AgForce is stepping up calls for a national Office of Science Quality Assurance in a bid to save the Great Barrier Reef and protect Queensland’s farming families.
It comes as State Parliament last night voted against Katter’s Reef Regulation Reversal Bill – rejecting attempts to free regional communities from onerous, unfair regulations, that do not protect the reef.
Saddened by the decision, AgForce’s Reef Taskforce Chair Alex Stubbs said the only way forward was to establish an independent office to ensure the science that underpins regulations is up to date.
“I am deeply disappointed by this outcome,” he said.
“The current reef regulations are based on outdated science. Science that is flawed and influenced by green groups.
“The latest research from the Great Barrier Reef Marine Park Authority (GBRMPA) confirms the biggest impacts to reef health are rising ocean temperatures due to climate change, damaging tropical cyclones, and crown-of-thorns starfish outbreaks – not agriculture runoff.
“Government policy needs to reflect this rather than old science, so that 12,500 farmers are not subjected to unnecessary red tape and record-keeping, which does nothing to help our reef.”

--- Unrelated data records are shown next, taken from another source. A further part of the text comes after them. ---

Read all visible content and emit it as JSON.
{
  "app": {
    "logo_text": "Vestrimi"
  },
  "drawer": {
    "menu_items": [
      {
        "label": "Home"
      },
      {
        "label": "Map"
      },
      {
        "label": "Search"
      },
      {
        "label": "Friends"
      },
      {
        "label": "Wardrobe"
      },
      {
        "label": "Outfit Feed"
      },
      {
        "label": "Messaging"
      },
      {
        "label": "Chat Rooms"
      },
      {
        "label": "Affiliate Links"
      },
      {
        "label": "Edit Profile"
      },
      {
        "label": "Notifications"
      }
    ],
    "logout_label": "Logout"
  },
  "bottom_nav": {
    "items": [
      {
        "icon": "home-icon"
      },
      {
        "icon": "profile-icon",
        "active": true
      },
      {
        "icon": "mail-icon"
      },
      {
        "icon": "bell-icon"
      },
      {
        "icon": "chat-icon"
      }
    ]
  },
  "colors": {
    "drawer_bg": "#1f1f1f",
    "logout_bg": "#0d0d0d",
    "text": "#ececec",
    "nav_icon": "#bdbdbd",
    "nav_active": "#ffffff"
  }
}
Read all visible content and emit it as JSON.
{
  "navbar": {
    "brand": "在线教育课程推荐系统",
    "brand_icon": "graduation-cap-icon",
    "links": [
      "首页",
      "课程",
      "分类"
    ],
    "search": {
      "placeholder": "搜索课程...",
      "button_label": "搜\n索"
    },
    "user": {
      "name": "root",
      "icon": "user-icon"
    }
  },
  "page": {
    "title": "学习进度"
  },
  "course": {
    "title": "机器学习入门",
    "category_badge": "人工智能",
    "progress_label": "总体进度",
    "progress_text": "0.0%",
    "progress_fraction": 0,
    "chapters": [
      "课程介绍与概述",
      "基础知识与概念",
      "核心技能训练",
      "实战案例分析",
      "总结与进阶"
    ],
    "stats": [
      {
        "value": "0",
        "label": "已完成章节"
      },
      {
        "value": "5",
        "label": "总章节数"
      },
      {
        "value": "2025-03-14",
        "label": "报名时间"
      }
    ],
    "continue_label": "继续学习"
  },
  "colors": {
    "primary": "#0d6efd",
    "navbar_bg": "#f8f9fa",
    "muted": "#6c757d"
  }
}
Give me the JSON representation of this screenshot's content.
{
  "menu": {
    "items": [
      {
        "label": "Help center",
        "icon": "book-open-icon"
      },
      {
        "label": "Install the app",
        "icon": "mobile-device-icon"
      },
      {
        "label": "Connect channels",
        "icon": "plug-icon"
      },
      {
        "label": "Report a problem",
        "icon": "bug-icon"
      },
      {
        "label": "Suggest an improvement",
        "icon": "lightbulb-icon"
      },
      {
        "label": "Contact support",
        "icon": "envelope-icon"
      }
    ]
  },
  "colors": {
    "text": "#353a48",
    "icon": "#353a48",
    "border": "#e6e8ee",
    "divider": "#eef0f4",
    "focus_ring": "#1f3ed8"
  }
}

Current reef regulations mean graziers and cane farmers in six reef catchment areas are subjected to onerous record keeping and risk hefty fines, despite little proof agricultural practices have any impact on the reef and water quality.
Had it been successful, the Bill, put forward by Hinchinbrook MP Nick Dametto, would have exonerated farmers blamed for reef health and put an end to crippling restrictions, as well as reducing penalty fines for breaches.
“This would most certainly have been a step in the right direction for reef regulations,” said Mr Stubbs.
“Ultimately, why regulate pesticide usage across reef catchments, when water quality monitoring shows detected levels in river deltas are not above water quality trigger values?
“Why impose cane farm budgets for fertiliser use when the latest science has shown many factors cause crowns-of-thorns outbreaks and that there is no proof that fertiliser runoff is linked to this?
“By wrongly targeting the farming community, the State Government is simply failing to protect the reef.
“Going forward, it is essential that the Queensland Government accepts all 2022 reef reviews, including relevant industry scientific data, and amends policy and regulations to reflect this.
“In the meantime, we will continue to push for an independent, national Office of Science Quality Assurance, and when our calls are finally answered we can prove once and for all that land-based runoff of fertilisers and pesticides is not harming the reef, and that the current level of regulation is a hindrance and not a help.”